Don’t buy from an unfamiliar company and always ask for and wait until you receive written material about any offer or charity. Neighborhood children you know who are selling Girl Scout cookies or school fundraising items may be an exception, but a good rule of thumb is to never donate if it requires you to write your credit card information on any forms. It’s also good practice to obtain a salesperson’s name, business identity, telephone number, street address, mailing address, and business license number before you transact business. And always take your time in making a decision.
- Shred all receipts with your credit card number
Identity theft is a huge business. To protect yourself, invest in—and use—a paper shredder. Monitor your bank and credit card statements and never give out personal information over the phone to someone who initiates contact with you.
- Use direct deposit for benefit checks to prevent checks from being stolen from the mailbox
Using direct deposit ensures that checks go right into your accounts and are protected. Clever scammers or even scrupulous loved ones have been known to steal benefits checks right out of mailboxes or from seniors’ homes if they are laying around.
- Never give your credit card, banking, Social Security, Medicare, or other personal information over the phone unless you initiated the call
Misuse of Medicare dollars is one of the largest scams involving seniors. Common schemes include billing for services never delivered and selling unneeded devices or services to beneficiaries. Protect your Medicare number as you do your credit card, banking, and Social Security numbers and do not allow anyone else to use it. Be wary of salespeople trying to sell you something they claim will be paid for by Medicare. Review your Medicare statements to be sure you have in fact received the services billed, and report suspicious activities to 1-800-MEDICARE.
- Be skeptical of all unsolicited offers and thoroughly do your research
Be an informed consumer. Take the time to call and shop around before making a purchase. Take a friend with you who may offer some perspective to help you make difficult decisions. Also, carefully read all contracts and purchasing agreements before signing and make certain that all of your requirements have been put in writing. Understand all contract cancellation and refund terms. As a general rule governing all of your interactions as a consumer, do not allow yourself to be pressured into making purchases, signing contracts, or committing funds. These decisions are yours and yours alone.
Fraud Prevention Resources
The government and non-profit sector have several resources available to you to assist in not only stopping fraud but identifying it before it can affect those you care about. Check out the links below for additional information.
- The Federal Bureau of Investigation (FBI) Common Fraud Schemes webpage provides tips on how you can protect you and your family from fraud.
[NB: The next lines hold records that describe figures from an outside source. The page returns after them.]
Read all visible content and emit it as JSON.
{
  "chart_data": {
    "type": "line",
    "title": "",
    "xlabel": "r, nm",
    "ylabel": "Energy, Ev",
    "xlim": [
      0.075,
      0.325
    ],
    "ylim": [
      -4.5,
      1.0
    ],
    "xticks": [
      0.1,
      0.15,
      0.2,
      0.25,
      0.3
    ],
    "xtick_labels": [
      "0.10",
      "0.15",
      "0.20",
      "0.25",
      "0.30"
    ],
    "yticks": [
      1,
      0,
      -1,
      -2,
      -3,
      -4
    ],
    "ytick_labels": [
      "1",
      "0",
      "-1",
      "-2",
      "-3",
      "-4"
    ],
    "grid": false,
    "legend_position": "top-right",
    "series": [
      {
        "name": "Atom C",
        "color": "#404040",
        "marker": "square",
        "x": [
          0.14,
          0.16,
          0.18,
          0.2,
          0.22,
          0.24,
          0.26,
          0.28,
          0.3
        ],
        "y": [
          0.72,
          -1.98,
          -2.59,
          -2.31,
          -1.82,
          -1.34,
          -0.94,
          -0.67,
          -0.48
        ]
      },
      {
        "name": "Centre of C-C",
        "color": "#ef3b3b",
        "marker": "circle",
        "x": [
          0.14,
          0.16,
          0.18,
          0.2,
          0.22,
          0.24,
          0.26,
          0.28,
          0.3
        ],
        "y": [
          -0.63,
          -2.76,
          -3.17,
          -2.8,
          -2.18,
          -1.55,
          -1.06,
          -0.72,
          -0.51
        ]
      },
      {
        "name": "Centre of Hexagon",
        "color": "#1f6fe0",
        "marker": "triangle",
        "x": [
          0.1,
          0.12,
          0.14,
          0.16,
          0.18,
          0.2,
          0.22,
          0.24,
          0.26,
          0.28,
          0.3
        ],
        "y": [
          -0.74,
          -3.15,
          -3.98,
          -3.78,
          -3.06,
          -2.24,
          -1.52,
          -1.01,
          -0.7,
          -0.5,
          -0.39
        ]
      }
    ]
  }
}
- The Department of Justice’s “Stop Fraud.gov” page is filled with valuable links directed at tips, information, and eldercare agencies to report fraud and abuse.
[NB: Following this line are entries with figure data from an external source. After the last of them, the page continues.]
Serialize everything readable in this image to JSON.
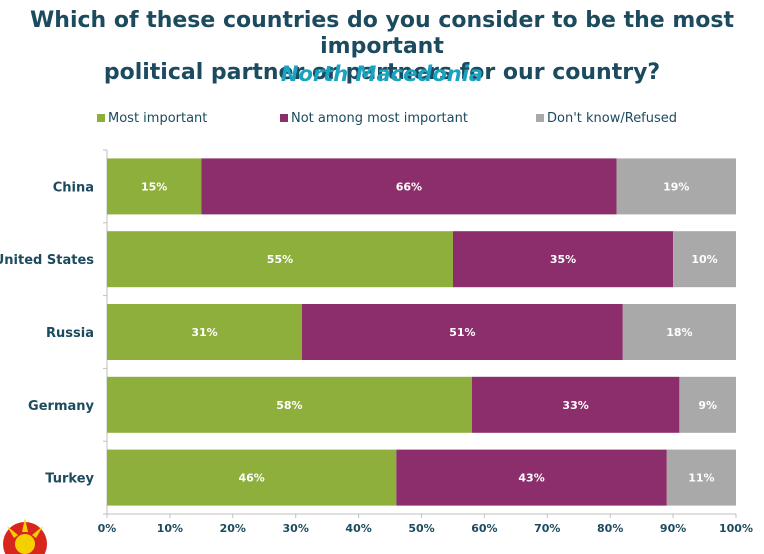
{
  "title": "Which of these countries do you consider to be the most important political partner or partners for our country?",
  "title_line1": "Which of these countries do you consider to be the most important",
  "title_line2": "political partner or partners for our country?",
  "subtitle": "North Macedonia",
  "chart_data": {
    "type": "bar",
    "orientation": "horizontal",
    "stacked": true,
    "categories": [
      "China",
      "United States",
      "Russia",
      "Germany",
      "Turkey"
    ],
    "series": [
      {
        "name": "Most important",
        "color": "#8faf3c",
        "values": [
          15,
          55,
          31,
          58,
          46
        ]
      },
      {
        "name": "Not among most important",
        "color": "#8b2e6b",
        "values": [
          66,
          35,
          51,
          33,
          43
        ]
      },
      {
        "name": "Don't know/Refused",
        "color": "#a9a9a9",
        "values": [
          19,
          10,
          18,
          9,
          11
        ]
      }
    ],
    "xlim": [
      0,
      100
    ],
    "xticks": [
      "0%",
      "10%",
      "20%",
      "30%",
      "40%",
      "50%",
      "60%",
      "70%",
      "80%",
      "90%",
      "100%"
    ],
    "legend_position": "top",
    "grid": false
  }
}
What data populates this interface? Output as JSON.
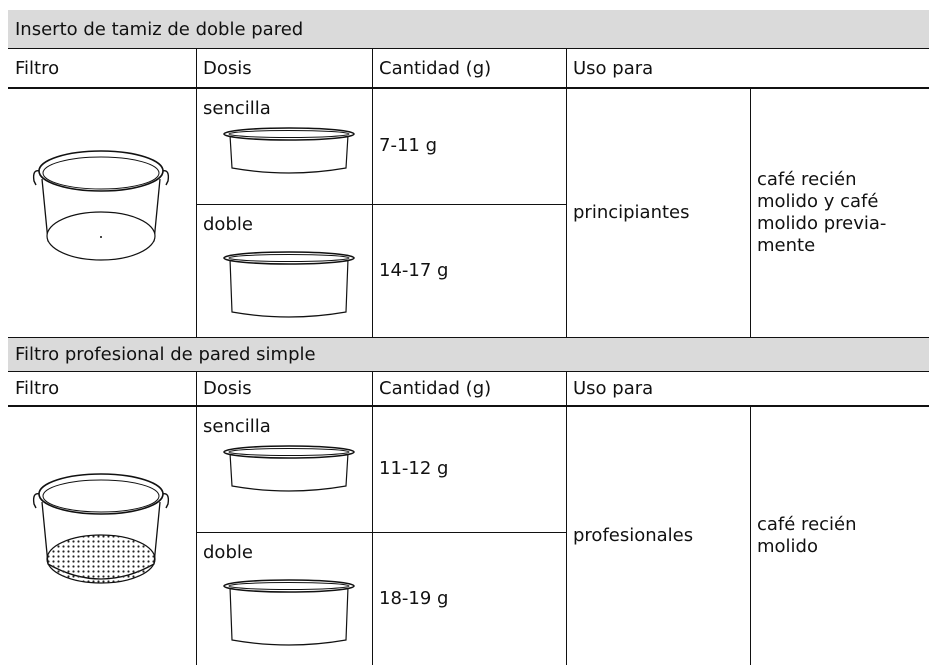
{
  "sections": [
    {
      "title": "Inserto de tamiz de doble pared",
      "header": [
        "Filtro",
        "Dosis",
        "Cantidad (g)",
        "Uso para"
      ],
      "rows": [
        {
          "dose": "sencilla",
          "amount": "7-11 g"
        },
        {
          "dose": "doble",
          "amount": "14-17 g"
        }
      ],
      "user": "principiantes",
      "use": [
        "café recién",
        "molido y café",
        "molido previa-",
        "mente"
      ]
    },
    {
      "title": "Filtro profesional de pared simple",
      "header": [
        "Filtro",
        "Dosis",
        "Cantidad (g)",
        "Uso para"
      ],
      "rows": [
        {
          "dose": "sencilla",
          "amount": "11-12 g"
        },
        {
          "dose": "doble",
          "amount": "18-19 g"
        }
      ],
      "user": "profesionales",
      "use": [
        "café recién",
        "molido"
      ]
    }
  ]
}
- Sign up for the National Do Not Call Registry, maintained by the Federal Trade Commission, to prevent telemarketers from calling (verification does require an email address).
- The Consumer Financial Protection Bureau has a series of blogs that target many common concerns of older Americans, including scam awareness, how to work with your credit union to avoid scams, how to avoid one of the more common scams known as asset recovery, and finally how to develop a plan for diminished capacity and potential illness.
- The National Credit Union Administrations Fraud Prevention Center is filled with up-to-date information on scams, identity theft prevention, and online security tips.